In 1952, he married Carolyn Bridges of Jacksonville, Florida on September the 8th. They would sire four children together, Phyllis, Darlene, John A. III, and Georga.

John’s ministerial duties would take his new family to Chattanooga in 1955. He served as a pastor for two area churches: Tiftonia Church of Christ and Eastdale Church of Christ, from 1955 to 1959. But he wouldn’t stay long, as a new ministerial opportunity opened in Rochester, NY, where he served from 1959 to 1962. Chattanooga beckoned the Cupp family once again at the end of ‘62, when he took on the pastoral duties for Tyner Church of Christ, as well as the St. Elmo Church of Christ. He would continue to serve as minister for these churches until 1980.
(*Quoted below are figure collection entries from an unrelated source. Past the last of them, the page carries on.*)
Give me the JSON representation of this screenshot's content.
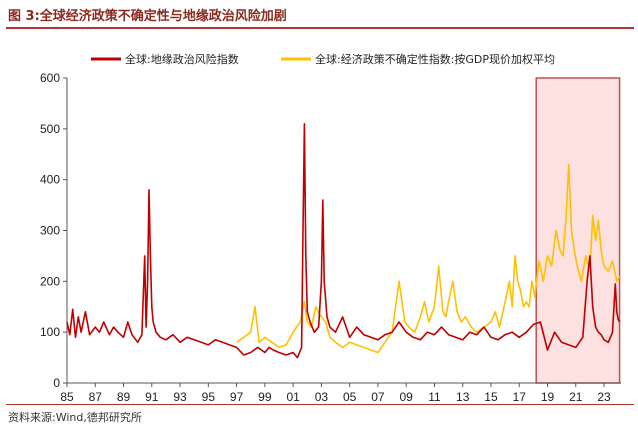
{
  "header": {
    "title": "图 3:全球经济政策不确定性与地缘政治风险加剧"
  },
  "footer": {
    "source": "资料来源:Wind,德邦研究所"
  },
  "chart_data": {
    "type": "line",
    "title": "",
    "xlabel": "",
    "ylabel": "",
    "xlim": [
      1985,
      2024.2
    ],
    "ylim": [
      0,
      600
    ],
    "y_ticks": [
      0,
      100,
      200,
      300,
      400,
      500,
      600
    ],
    "x_ticks": [
      1985,
      1987,
      1989,
      1991,
      1993,
      1995,
      1997,
      1999,
      2001,
      2003,
      2005,
      2007,
      2009,
      2011,
      2013,
      2015,
      2017,
      2019,
      2021,
      2023
    ],
    "x_tick_labels": [
      "85",
      "87",
      "89",
      "91",
      "93",
      "95",
      "97",
      "99",
      "01",
      "03",
      "05",
      "07",
      "09",
      "11",
      "13",
      "15",
      "17",
      "19",
      "21",
      "23"
    ],
    "grid": false,
    "legend_position": "top",
    "highlight_region": {
      "x": [
        2018.2,
        2024.1
      ],
      "color": "#fde0e0",
      "border": "#c0504d"
    },
    "series": [
      {
        "name": "全球:地缘政治风险指数",
        "color": "#c00000",
        "x": [
          1985.0,
          1985.2,
          1985.4,
          1985.6,
          1985.8,
          1986.0,
          1986.3,
          1986.6,
          1987.0,
          1987.3,
          1987.6,
          1988.0,
          1988.3,
          1988.6,
          1989.0,
          1989.3,
          1989.6,
          1990.0,
          1990.3,
          1990.5,
          1990.6,
          1990.7,
          1990.8,
          1990.9,
          1991.0,
          1991.1,
          1991.3,
          1991.6,
          1992.0,
          1992.5,
          1993.0,
          1993.5,
          1994.0,
          1994.5,
          1995.0,
          1995.5,
          1996.0,
          1996.5,
          1997.0,
          1997.5,
          1998.0,
          1998.5,
          1999.0,
          1999.3,
          1999.6,
          2000.0,
          2000.5,
          2001.0,
          2001.3,
          2001.6,
          2001.7,
          2001.8,
          2001.9,
          2002.0,
          2002.2,
          2002.5,
          2002.8,
          2003.0,
          2003.1,
          2003.2,
          2003.4,
          2003.6,
          2004.0,
          2004.5,
          2005.0,
          2005.5,
          2006.0,
          2006.5,
          2007.0,
          2007.5,
          2008.0,
          2008.5,
          2009.0,
          2009.5,
          2010.0,
          2010.5,
          2011.0,
          2011.5,
          2012.0,
          2012.5,
          2013.0,
          2013.5,
          2014.0,
          2014.5,
          2015.0,
          2015.5,
          2016.0,
          2016.5,
          2017.0,
          2017.5,
          2018.0,
          2018.5,
          2019.0,
          2019.5,
          2020.0,
          2020.5,
          2021.0,
          2021.5,
          2021.8,
          2022.0,
          2022.1,
          2022.2,
          2022.4,
          2022.6,
          2022.8,
          2023.0,
          2023.3,
          2023.6,
          2023.8,
          2023.9,
          2024.0,
          2024.1
        ],
        "y": [
          120,
          95,
          145,
          90,
          130,
          100,
          140,
          95,
          110,
          100,
          120,
          95,
          110,
          100,
          90,
          120,
          95,
          80,
          95,
          250,
          110,
          200,
          380,
          250,
          150,
          120,
          100,
          90,
          85,
          95,
          80,
          90,
          85,
          80,
          75,
          85,
          80,
          75,
          70,
          55,
          60,
          70,
          60,
          70,
          65,
          60,
          55,
          60,
          50,
          70,
          300,
          510,
          250,
          140,
          120,
          100,
          110,
          200,
          360,
          200,
          130,
          110,
          100,
          130,
          90,
          110,
          95,
          90,
          85,
          95,
          100,
          120,
          100,
          90,
          85,
          100,
          95,
          110,
          95,
          90,
          85,
          100,
          95,
          110,
          90,
          85,
          95,
          100,
          90,
          100,
          115,
          120,
          65,
          100,
          80,
          75,
          70,
          90,
          200,
          250,
          200,
          150,
          110,
          100,
          95,
          85,
          80,
          100,
          195,
          140,
          125,
          120
        ]
      },
      {
        "name": "全球:经济政策不确定性指数:按GDP现价加权平均",
        "color": "#ffc000",
        "x": [
          1997.0,
          1997.5,
          1998.0,
          1998.3,
          1998.6,
          1999.0,
          1999.5,
          2000.0,
          2000.5,
          2001.0,
          2001.5,
          2001.8,
          2002.0,
          2002.3,
          2002.6,
          2003.0,
          2003.3,
          2003.6,
          2004.0,
          2004.5,
          2005.0,
          2005.5,
          2006.0,
          2006.5,
          2007.0,
          2007.5,
          2008.0,
          2008.5,
          2008.9,
          2009.2,
          2009.6,
          2010.0,
          2010.3,
          2010.6,
          2011.0,
          2011.3,
          2011.6,
          2011.8,
          2012.0,
          2012.3,
          2012.6,
          2012.9,
          2013.2,
          2013.6,
          2014.0,
          2014.5,
          2015.0,
          2015.3,
          2015.6,
          2016.0,
          2016.3,
          2016.5,
          2016.7,
          2016.9,
          2017.1,
          2017.3,
          2017.5,
          2017.7,
          2017.9,
          2018.1,
          2018.4,
          2018.7,
          2019.0,
          2019.3,
          2019.6,
          2019.9,
          2020.1,
          2020.3,
          2020.5,
          2020.7,
          2020.9,
          2021.1,
          2021.4,
          2021.7,
          2022.0,
          2022.2,
          2022.4,
          2022.6,
          2022.8,
          2023.0,
          2023.3,
          2023.6,
          2023.9,
          2024.1
        ],
        "y": [
          80,
          90,
          100,
          150,
          80,
          90,
          80,
          70,
          75,
          100,
          120,
          160,
          120,
          110,
          150,
          130,
          120,
          90,
          80,
          70,
          80,
          75,
          70,
          65,
          60,
          80,
          100,
          200,
          120,
          110,
          100,
          130,
          160,
          120,
          150,
          230,
          140,
          130,
          160,
          200,
          140,
          120,
          130,
          110,
          100,
          110,
          120,
          140,
          110,
          160,
          200,
          150,
          250,
          200,
          180,
          150,
          160,
          150,
          200,
          170,
          240,
          200,
          250,
          230,
          300,
          260,
          250,
          320,
          430,
          300,
          260,
          230,
          200,
          250,
          220,
          330,
          280,
          320,
          260,
          230,
          220,
          240,
          200,
          210
        ]
      }
    ]
  }
}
In addition to his ministerial duties, John began to actively participate in a number of other local organizations and institutions. He became the local PTA President at Bess T. Shepherd Elementary School from 1967 to 1969. From 1969 to 1971, he served as the new Sixth District PTA. And from 1967-1972, he served as a member of the State Board and State Chairman of Human Relations Committee.

John would also serve as a hospital chaplain for Memorial and Erlanger hospitals. From 1972 to 1975 he was the Assistant Director of Human Services at Memorial Hospital. And from 1974 to 1981, he was a member of the Chaplain‘s Advisory Staff at Erlanger Medical Center.

John‘s law enforcement career began at the Sheriff‘s Office in 1970, under Sheriff H.Q. Evatt. During this tenure, he would visit area schools, speaking to students about the dangers of drug addiction and trafficking.

In 1979, Sheriff Evatt promoted John to Director of Narcotics Information, where he would prove instrumental in the implentation of the D.A.R.E. Program. He was also appointed Consult to the U.S. Department of Education for the President‘s Drug-Free School Program, which evaluated 35 schools in 19 states on the effectiveness of their anti-drug policies and programs.

He was also instrumental in initiating the School Officer Resource Program, which started at Ooltewah High School, eventually spreading to other public schools in Hamilton County. This program installed law enforcement officers in schools, functioning as a mentor to students, as well as maintaining a command presence in safety situations.

In 1994, the current Sheriff H.Q. Evatt decided to retire. This prompted John to announce his desire to run as a Republican for the office of Sheriff of Hamilton County.

The newly elected Sheriff immediately set to work. One of his earliest successes was to have the West Side Annex (a former dilapidated K-Mart shopping center), converted into a proper Sheriff‘s facility.

Sheriff Cupp instituted a highly popular Domestic Violence Taskforce for Hamilton County. In 2002, Sheriff Cupp pushed for tougher methods of narcotic enforcement by creating the Hamilton County Meth Task Force.

He would also preside over a greatly desired shift-change for patrol officers, which changed the typical patrol shift from an 8-hour shift to 12-hours. This was enacted so that officers could actually have a Sunday off, twice a month.

In 2006, he ran for a fourth term but was defeated by another long-time employee of the Sheriff‘s Department, Billy Long. As of this writing, John remains active in ministry, and happily proclaims that he is "enjoying his retirement."